All Asset All Access: Positioning Portfolios for Opportunity in Stormy Markets


  • Research Affiliates’ analysis suggests many asset classes now offer reasonable – and in several cases, impressive – forward-looking premiums for bearing risk.
  • The All Asset strategies are selectively rebalancing into newly cheapened risk-on markets with now-elevated multi-year return estimates, including developed market equities outside the U.S., commodities, U.S. small cap equities, and real estate investment trusts (REITs).
  • Third Pillar markets (e.g., real return assets, high yield credit, and emerging markets) with materially negative correlations to the U.S. dollar tend to trade at deep discounts to average valuations, implying compelling long-term return prospects.

Rob Arnott, founder and chairman of Research Affiliates, shares his thoughts on recent market conditions and describes how the All Asset strategies were positioned leading up to and during the COVID-induced market crash. Omid Shakernia, senior vice president of asset allocation at Research Affiliates, discusses the link between asset classes’ sensitivity to the U.S. dollar and their long-term return prospects.

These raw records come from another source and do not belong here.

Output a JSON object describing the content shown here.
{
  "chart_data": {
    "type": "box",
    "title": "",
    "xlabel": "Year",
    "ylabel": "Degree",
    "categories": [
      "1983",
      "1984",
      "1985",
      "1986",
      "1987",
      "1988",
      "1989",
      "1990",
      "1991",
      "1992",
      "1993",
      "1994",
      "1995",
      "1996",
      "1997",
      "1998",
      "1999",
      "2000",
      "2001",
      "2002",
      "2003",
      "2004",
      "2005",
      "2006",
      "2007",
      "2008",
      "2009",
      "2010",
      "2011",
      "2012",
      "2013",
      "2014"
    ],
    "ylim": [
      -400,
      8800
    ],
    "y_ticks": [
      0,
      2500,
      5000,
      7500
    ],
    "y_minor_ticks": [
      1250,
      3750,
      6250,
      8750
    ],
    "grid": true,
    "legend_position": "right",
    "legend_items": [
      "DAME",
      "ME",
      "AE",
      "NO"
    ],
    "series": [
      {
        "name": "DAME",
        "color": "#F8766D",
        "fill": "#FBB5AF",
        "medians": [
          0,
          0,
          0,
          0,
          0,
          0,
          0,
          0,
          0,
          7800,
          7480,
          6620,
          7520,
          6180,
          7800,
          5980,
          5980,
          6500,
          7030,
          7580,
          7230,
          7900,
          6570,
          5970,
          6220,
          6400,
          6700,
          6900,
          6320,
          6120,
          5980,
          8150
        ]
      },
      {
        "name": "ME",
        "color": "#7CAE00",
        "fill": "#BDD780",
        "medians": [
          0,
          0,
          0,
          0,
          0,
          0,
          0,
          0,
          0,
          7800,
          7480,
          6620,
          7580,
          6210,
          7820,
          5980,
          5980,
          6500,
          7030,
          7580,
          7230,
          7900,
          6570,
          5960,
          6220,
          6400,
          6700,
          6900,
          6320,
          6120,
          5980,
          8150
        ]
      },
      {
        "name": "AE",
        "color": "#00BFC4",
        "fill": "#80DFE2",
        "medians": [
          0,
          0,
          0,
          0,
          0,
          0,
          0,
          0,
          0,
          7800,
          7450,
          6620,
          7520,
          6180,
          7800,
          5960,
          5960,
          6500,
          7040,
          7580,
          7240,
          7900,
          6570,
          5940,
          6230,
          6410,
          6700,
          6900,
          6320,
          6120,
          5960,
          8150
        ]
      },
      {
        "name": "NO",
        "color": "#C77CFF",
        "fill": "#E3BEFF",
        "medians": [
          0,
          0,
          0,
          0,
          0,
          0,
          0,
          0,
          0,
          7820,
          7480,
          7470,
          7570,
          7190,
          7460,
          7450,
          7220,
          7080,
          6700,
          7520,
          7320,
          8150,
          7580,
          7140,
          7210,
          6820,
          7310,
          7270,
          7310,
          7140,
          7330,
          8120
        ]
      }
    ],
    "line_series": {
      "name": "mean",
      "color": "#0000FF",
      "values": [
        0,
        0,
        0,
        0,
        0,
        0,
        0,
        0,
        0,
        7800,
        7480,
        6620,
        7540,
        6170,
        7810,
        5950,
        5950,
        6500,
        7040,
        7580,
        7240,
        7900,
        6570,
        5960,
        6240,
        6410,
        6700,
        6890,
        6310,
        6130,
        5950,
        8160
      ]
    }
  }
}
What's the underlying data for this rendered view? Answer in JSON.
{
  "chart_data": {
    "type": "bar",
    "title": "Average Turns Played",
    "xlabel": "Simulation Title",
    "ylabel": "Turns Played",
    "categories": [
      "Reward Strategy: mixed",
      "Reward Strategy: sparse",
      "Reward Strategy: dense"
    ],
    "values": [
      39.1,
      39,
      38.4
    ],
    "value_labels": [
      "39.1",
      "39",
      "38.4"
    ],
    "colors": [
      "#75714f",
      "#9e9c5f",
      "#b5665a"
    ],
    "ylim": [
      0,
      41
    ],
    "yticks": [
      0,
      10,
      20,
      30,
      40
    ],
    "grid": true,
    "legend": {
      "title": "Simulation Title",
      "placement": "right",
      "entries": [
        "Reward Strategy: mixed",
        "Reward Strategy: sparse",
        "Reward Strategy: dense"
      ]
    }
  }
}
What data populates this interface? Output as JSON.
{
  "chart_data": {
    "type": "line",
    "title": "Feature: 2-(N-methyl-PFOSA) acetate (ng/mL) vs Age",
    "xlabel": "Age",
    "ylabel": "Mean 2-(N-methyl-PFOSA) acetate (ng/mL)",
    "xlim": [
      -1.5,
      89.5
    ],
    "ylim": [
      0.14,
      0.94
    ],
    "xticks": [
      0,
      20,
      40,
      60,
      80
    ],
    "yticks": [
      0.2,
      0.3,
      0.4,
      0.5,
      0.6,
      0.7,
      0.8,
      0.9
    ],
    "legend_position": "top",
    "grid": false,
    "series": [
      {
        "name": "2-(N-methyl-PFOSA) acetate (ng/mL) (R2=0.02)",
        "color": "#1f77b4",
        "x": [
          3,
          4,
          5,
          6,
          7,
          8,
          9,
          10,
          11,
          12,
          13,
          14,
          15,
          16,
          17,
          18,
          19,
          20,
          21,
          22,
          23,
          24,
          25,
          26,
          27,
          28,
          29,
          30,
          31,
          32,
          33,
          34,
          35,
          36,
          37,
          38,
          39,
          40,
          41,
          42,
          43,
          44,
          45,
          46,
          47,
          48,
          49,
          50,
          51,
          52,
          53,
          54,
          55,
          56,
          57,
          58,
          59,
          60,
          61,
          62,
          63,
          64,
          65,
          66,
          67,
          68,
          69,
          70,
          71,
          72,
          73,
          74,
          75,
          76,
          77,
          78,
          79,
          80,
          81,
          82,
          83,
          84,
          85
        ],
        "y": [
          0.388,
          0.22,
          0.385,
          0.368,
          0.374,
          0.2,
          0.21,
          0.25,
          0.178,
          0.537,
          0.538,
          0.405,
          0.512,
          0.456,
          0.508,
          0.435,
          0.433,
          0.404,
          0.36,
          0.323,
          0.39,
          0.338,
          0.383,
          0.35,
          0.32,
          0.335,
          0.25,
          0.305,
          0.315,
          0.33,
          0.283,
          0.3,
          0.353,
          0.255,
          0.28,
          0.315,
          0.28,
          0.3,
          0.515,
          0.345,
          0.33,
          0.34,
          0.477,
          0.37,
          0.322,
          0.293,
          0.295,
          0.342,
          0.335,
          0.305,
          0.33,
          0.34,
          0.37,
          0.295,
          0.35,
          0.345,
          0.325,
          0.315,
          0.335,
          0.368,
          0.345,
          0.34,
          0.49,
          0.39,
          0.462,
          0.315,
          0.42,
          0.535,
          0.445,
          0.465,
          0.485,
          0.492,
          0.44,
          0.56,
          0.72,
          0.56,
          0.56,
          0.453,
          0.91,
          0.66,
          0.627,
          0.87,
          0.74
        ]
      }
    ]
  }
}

As always, their insights are in the context of the PIMCO All Asset and All Asset All Authority funds.

Beginning with this edition, All Asset All Access will be published on a quarterly cadence.

Q: What are your thoughts about the market environment?

Arnott: The COVID-induced market crash followed by an unprecedented policy response has led to market volatility and uncertainty. At the close of the first quarter of 2020, nearly all assets, with the exception of the most liquid and seemingly safe-haven U.S. Treasuries, were savaged. Returns in March alone of U.S. stocks, EAFE stocks (i.e., developed markets in Europe, Australasia, Far East), high yield bonds, EM (emerging markets) non-local debt, REITs (real estate investment trusts), EM stocks, and convertible bonds fell within their worst 1st percentile historical rank.1

With most markets producing historic losses in March, asset allocation was largely futile; our diversified and value-oriented posture provided little downside benefit. But outsized volatility has a silver lining. Severe market adjustments have led to many asset classes now offering what we at Research Affiliates see as reasonable – and in several cases, impressive – forward-looking premiums for bearing risk. Asset prices in certain markets have moved into bargain territory.

The coming months should afford buyers some excellent opportunities to average into attractive asset allocation opportunities. And that’s what the All Asset strategies are designed and managed to exploit!